The Village, which lies adjacent to the Olympic Park, will create:
-
A complete neighbourhood of 2,818 homes including 1,379 affordable homes
-
Family housing with nearly 1,000 three and four bed homes
-
New homes across 11 plots in one of the best connected parts of the capital
-
A new neighbourhood that spans over 27 hectares of land, equivalent to St James Park in central London, with wide tree lined streets and open public spaces
-
The LLDC takes operational control of the Olympic Park (perimeter security, access control and logistics operations) and begins to remove temporary seats from the Aquatics Centre.
November 2012:
-
By the end of November, LOCOG will have handed over virtually all of the Olympic Park to LLDC apart from the Press and Broadcast Centres and the Stadium. The Riverbank Arena and the Olympic Hospitality Centre will be completely dismantled.
-
The LLDC begins removing the seating bowl in the Basketball Arena.
December 2012:
-
All competition venues in the Park will have been handed to the LLDC by the end of the year for transformation work to start.
-
All of LOCOG’s temporary venues outside the Olympic Park will have been demounted, with the land reinstated and returned back to owners. This includes Eton Dorney, ExCeL, Greenwich Park, Hadleigh Farm, Horse Guards Parade, Hyde Park, Lord’s.
-
The Olympic Stadium is handed over by LOCOG to the LLDC.
-
The Greenway and The View Tube outside the perimeter of the Olympic Park will re-open to the public.
-
The LLDC begins to remove the east and west seating wings of the Aquatics Centre.
-
The LLDC commences construction of the Lee Valley VeloPark.
January 2013:
- The LLDC commences construction of Lee Valley Tennis and Hockey Centre.
February 2013:
-
The LLDC begins building a gym in the Copper Box.
-
The LLDC begins to remove the wrap from the Basketball Arena.
March 2013:
- ODA will have demounted the Shooting Venue at Royal Artillery Barracks and handed the land back fully reinstated to The Ministry of Defence.
April 2013:
- The LLDC begins to remove the Basketball Arena frame
July 2013:
- The LLDC begins the phased opening of the North of Queen Elizabeth Olympic Park, including re-opening the Copper Box and surrounding area to become London’s third largest arena.
September 2013:
-
Chobham Academy and Sir Ludwig Guttmann Health Centre (formerly the Polyclinic during the Olympic and Paralympic Games) will open in East Village.
-
Following the removal of the Basketball Arena’s foundations, the LLDC hands the site to Taylor Wimpey and London and Quadrant who will build Chobham Manor – the first new neighbourhood 800 homes.
August 2013:
- Water Polo Arena fully removed by LLDC.
December 2013:
-
LLDC re-opens more of the North Park and completes the construction of the Lee Valley VeloPark.
-
The building of the Chobham Manor commences with homes ready for people to move in to from the end of 2014.
January 2014:
- Lee Valley Regional Park Authority opens Lee Valley VeloPark, the UK’s largest multi-discipline cycling hub (Velodrome, BMX track, one mile road circuit and 7km of mountain bike trails).
March 2014:
- East Village works completed by the ODA.
Spring 2014:
-
The South Plaza will open in spring 2014 comprising of a new 28 acre urban park as well as the Aquatics Centre and ArcelorMittal Orbit.
-
Lee Valley Tennis Centre and Lee Valley Hockey Centre will be open on the former Eton Manor site.
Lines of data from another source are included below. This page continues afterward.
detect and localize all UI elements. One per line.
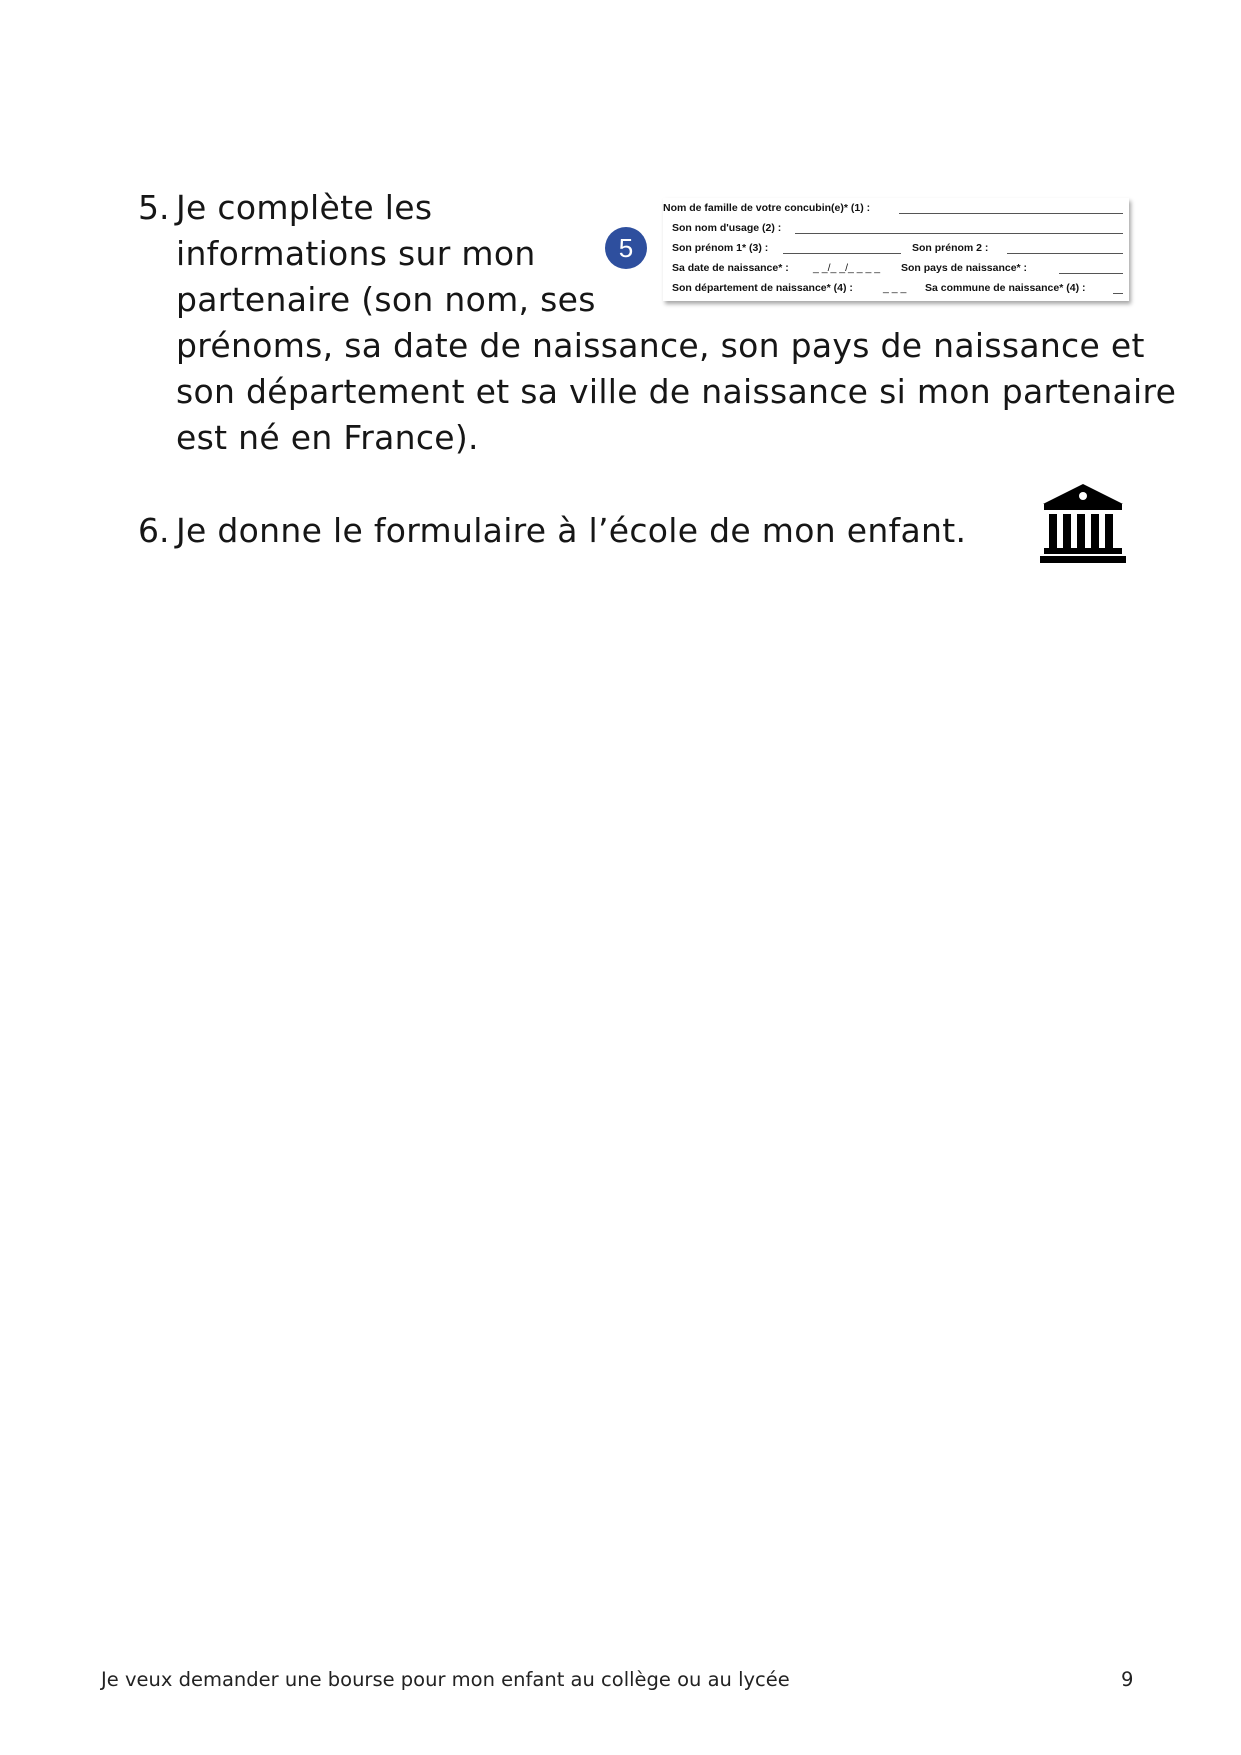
form-blank-line bbox=[899, 213, 1123, 214]
form-label: Son prénom 2 : bbox=[912, 242, 989, 254]
form-label: Sa date de naissance* : bbox=[672, 262, 789, 274]
form-row-family-name bbox=[663, 202, 1129, 216]
form-blank-line bbox=[783, 253, 901, 254]
bank-icon bbox=[1040, 482, 1126, 564]
step-5-line: est né en France). bbox=[176, 418, 479, 457]
step-badge: 5 bbox=[605, 227, 647, 269]
step-5-line: prénoms, sa date de naissance, son pays de naissance et bbox=[176, 326, 1145, 365]
form-row-birth-date-country bbox=[663, 262, 1129, 276]
step-6-text: Je donne le formulaire à l’école de mon enfant. bbox=[176, 511, 967, 550]
form-label: Son département de naissance* (4) : bbox=[672, 282, 853, 294]
step-6 bbox=[138, 508, 1138, 568]
form-blank-line bbox=[1007, 253, 1123, 254]
form-blank-line bbox=[1113, 293, 1123, 294]
step-5-line: informations sur mon bbox=[176, 234, 536, 273]
form-row-first-names bbox=[663, 242, 1129, 256]
form-blank-line bbox=[795, 233, 1123, 234]
form-row-birth-department-town bbox=[663, 282, 1129, 296]
step-5-line: partenaire (son nom, ses bbox=[176, 280, 596, 319]
footer-title: Je veux demander une bourse pour mon enfant au collège ou au lycée bbox=[101, 1668, 790, 1691]
form-label: Nom de famille de votre concubin(e)* (1) : bbox=[663, 202, 871, 214]
form-blank-line bbox=[1059, 273, 1123, 274]
step-5-line: son département et sa ville de naissance si mon partenaire bbox=[176, 372, 1177, 411]
form-date-placeholder: _ _/_ _/_ _ _ _ bbox=[813, 262, 881, 274]
form-row-usage-name bbox=[663, 222, 1129, 236]
form-label: Sa commune de naissance* (4) : bbox=[925, 282, 1086, 294]
page-number: 9 bbox=[1121, 1668, 1134, 1691]
form-label: Son nom d'usage (2) : bbox=[672, 222, 782, 234]
form-label: Son pays de naissance* : bbox=[901, 262, 1028, 274]
form-dept-placeholder: _ _ _ bbox=[883, 282, 907, 294]
step-6-number: 6. bbox=[138, 511, 170, 550]
step-5-number: 5. bbox=[138, 188, 170, 227]
form-excerpt bbox=[663, 198, 1129, 301]
form-label: Son prénom 1* (3) : bbox=[672, 242, 769, 254]
step-5-line: Je complète les bbox=[176, 188, 433, 227]
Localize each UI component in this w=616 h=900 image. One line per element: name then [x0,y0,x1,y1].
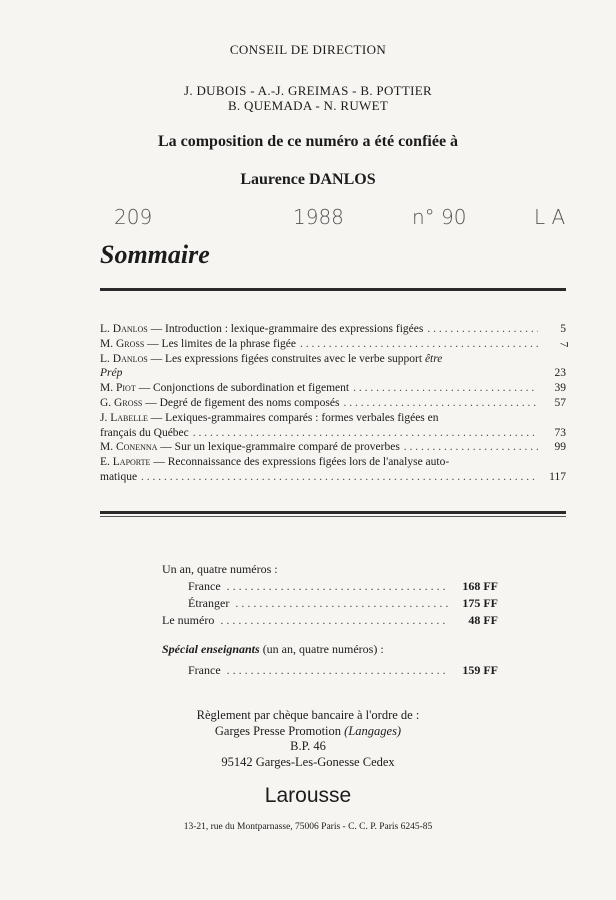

The centres will have indoor and outdoor tennis courts, hockey pitches and the potential for five-a-side football pitches. They will be owned and run by Lee Valley Regional Park Authority.
Beyond 2014:
- Queen Elizabeth Olympic Park will be fully open, hosting a rolling programme of events and attractions in the sporting venues and parklands. Around 8,000 permanent jobs will be created on the Park, as well as 8,000 new homes in five new neighbourhoods, supported by three new schools, nine new nurseries, three new health centres and a new library.